A hairpiece is both desperate, and out of the question. They are very easy to spot, and call just as much attention to hair-loss as, well, hair loss. While some of them are actually twined together out of real hair, they have to be replaced after so long, which would leave me a kind of second string cousin of the Vampire, preying on humans for their hair. I see it now:

In my struggle to function and fit in the human world, I would try and turn elsewhere for my epidermal lust. Neighbors will undoubtedly become suspicious when their dogs and cats return home in the wee hours of the morning completely shaved, while I walk out my door every few days with a new hair color and style.

Monday: Shaggy, shoulder-length retriever blond

Thursday: Short, business-like Labrador black

Saturday: Dalmatian salt and pepper. (There’s that seasoned look…)

A shy, emotionally repressed girl whose beauty is kept in check by thick reading glasses and a purple cardigan will take a strange liking to the provocative “chameleon man.” The image of her long, strawberry blond locks will pervade my dreams. I breathe deeply of her hair when we embrace, though I promise myself I will not make her my next human victim. Out of love and shear force of will, I struggle, conflicted…

I smell a series somewhere in all of this.

The Japanese top-knot was elegant and quite dignified but, much like the Jerry curl or the Flock of Seagulls haircut, relegated to a novelty of another generation, and unlike bell-bottom jeans or strawberry shortcake shows no sign of resurgence. And even if I did go with the neo-Samurai look, it sadly requires a certain amount of hair on the top and back, a weak spot for me, reducing it at best to a top-nub.

Looks like I will be recycling my kimono and hakama to the back of the closet rotation once again this season.

Damn…

Perhaps I should just let go now to save myself future aggravation and anxiety. After I shave my head, maybe I’ll take to rubbing beef brine on my face for that rawhide feel, file my teeth down by biting caps off beer bottles, and resign myself to spitting wads of Skoal into the empties, with a pack of unfiltered Lucky Strikes rolled up in my sleeve.

Or, with little time left, I suppose it’s as good an incentive as any to get out there and project my current youthful appeal. I’ve had friends who dreaded losing their hair until it was finally gone, from the first strands lost to their shower drains to the final clumps shaved off with their razors.

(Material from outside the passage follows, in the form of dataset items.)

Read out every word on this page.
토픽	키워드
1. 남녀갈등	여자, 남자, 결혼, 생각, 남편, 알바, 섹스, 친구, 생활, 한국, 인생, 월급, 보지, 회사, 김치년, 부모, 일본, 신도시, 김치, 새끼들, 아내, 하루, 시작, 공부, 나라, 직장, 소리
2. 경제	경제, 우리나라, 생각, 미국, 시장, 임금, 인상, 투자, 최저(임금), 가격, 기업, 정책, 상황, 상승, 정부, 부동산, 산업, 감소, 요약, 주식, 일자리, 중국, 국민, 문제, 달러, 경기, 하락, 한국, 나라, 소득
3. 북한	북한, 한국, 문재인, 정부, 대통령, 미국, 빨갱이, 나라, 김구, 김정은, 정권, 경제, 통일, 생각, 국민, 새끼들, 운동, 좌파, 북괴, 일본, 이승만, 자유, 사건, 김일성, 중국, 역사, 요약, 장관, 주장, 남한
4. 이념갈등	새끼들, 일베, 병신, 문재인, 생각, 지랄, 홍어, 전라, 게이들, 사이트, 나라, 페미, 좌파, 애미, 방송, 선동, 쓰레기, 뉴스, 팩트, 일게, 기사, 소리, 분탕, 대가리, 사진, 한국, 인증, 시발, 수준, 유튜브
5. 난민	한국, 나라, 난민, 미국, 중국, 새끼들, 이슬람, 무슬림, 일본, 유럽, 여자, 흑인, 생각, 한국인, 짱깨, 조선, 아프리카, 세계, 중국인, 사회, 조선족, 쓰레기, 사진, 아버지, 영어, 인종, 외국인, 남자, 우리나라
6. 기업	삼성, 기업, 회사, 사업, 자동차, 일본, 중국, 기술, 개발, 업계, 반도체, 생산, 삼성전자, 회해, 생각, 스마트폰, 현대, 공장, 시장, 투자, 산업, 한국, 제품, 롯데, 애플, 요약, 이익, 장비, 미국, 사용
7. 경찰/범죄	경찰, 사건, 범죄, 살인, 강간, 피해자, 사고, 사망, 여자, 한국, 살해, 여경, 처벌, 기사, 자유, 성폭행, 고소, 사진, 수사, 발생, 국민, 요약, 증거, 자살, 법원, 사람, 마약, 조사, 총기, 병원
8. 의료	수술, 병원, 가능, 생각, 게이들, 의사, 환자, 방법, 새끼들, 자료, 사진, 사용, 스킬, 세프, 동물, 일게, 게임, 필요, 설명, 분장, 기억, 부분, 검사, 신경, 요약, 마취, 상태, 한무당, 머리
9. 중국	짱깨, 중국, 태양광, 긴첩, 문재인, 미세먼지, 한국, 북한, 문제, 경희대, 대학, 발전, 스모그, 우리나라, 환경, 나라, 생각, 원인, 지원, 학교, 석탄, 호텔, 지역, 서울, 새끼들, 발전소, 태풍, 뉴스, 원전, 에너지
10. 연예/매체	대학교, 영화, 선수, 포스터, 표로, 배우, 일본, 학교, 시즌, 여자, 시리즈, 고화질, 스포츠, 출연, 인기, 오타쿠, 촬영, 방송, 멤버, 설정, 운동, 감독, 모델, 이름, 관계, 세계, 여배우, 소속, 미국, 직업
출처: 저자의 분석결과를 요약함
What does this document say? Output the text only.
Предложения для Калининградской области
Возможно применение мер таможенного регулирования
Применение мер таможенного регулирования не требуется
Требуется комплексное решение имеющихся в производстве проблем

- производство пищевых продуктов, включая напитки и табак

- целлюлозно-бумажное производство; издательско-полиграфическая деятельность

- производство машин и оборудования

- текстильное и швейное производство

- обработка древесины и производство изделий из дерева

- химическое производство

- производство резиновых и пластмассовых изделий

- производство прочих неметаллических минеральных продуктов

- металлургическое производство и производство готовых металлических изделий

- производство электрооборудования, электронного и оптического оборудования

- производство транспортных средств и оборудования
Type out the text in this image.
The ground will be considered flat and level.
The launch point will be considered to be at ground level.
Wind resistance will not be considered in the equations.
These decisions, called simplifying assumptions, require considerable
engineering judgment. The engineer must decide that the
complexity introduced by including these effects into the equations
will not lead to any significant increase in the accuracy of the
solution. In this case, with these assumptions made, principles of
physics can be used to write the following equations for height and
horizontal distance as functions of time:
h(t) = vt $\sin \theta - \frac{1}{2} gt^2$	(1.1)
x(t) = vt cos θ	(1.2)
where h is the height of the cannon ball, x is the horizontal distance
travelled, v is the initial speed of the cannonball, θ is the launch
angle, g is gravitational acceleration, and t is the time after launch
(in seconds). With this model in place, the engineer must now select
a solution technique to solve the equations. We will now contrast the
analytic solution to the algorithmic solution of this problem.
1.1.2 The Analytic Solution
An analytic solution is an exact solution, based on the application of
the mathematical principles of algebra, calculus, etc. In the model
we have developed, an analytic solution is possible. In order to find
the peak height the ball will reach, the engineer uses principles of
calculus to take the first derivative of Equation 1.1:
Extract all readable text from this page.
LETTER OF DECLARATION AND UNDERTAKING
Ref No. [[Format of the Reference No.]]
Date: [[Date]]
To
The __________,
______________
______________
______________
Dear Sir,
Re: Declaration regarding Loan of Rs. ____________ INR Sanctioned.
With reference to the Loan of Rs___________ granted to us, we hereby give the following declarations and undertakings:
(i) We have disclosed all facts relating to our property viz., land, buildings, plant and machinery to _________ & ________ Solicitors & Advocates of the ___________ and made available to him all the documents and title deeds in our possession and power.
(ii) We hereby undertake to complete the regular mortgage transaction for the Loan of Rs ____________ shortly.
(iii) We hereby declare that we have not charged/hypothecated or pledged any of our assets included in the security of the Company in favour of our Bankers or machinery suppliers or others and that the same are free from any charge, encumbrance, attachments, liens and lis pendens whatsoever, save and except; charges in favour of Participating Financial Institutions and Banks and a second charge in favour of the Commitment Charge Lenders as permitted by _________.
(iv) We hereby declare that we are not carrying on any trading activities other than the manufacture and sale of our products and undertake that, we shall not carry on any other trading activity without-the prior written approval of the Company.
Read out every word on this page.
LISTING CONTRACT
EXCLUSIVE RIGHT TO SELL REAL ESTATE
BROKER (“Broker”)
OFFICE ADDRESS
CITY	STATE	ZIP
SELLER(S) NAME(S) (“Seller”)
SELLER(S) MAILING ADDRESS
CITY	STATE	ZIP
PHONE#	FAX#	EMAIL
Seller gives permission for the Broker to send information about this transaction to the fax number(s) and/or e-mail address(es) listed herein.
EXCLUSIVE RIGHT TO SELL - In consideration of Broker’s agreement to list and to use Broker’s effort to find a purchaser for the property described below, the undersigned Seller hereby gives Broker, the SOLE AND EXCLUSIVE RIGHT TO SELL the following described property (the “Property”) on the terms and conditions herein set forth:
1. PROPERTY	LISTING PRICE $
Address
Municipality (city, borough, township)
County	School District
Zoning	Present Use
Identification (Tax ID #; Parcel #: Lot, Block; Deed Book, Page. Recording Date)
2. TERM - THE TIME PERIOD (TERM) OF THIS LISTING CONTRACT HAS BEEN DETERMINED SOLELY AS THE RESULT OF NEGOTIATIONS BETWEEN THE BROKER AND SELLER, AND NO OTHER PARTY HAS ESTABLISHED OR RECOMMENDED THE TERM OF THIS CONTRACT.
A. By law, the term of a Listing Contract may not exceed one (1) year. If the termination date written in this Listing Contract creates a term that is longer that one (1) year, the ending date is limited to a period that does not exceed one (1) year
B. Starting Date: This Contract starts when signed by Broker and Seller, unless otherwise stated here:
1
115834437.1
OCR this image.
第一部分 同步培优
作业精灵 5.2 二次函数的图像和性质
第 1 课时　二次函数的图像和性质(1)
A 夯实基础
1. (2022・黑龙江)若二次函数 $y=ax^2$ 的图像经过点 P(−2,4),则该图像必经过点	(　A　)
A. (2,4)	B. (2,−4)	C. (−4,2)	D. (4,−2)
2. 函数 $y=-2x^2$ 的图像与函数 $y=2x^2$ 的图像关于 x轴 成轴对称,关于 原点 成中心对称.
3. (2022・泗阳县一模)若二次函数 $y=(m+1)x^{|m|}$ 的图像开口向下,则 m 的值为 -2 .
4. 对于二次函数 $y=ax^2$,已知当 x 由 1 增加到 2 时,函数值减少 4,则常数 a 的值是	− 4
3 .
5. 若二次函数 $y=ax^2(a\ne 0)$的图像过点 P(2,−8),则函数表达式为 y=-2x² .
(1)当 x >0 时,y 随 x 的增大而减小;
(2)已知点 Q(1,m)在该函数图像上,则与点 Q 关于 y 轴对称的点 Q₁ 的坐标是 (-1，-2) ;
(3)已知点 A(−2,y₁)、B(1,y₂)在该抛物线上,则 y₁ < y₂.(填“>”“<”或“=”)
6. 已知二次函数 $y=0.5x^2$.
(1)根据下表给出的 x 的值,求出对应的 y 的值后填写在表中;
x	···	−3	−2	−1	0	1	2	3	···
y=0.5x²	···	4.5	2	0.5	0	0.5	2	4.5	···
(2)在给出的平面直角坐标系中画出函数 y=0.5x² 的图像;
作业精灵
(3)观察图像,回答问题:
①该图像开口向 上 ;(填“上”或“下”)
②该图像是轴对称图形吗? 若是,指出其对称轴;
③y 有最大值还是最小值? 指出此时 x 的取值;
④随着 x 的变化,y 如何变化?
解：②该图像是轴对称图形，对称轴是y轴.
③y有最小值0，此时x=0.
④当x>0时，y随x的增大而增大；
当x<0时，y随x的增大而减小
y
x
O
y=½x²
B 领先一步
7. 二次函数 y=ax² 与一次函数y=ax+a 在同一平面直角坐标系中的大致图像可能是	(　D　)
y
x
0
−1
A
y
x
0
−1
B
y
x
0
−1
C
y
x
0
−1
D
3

They spent their last full days with it lamenting its loss, grieving with their heads down and covered for something that hadn’t gone yet, rather than enjoying what they had left.

How much different am I really with a little less hair? Will women really view me in a diminished light? Will I stop being me? Will people stop reading my blogs and stories? Will it stop me from writing and dreaming things up—from imagining? If the answer to that one is no, then the rest will fall in line accordingly.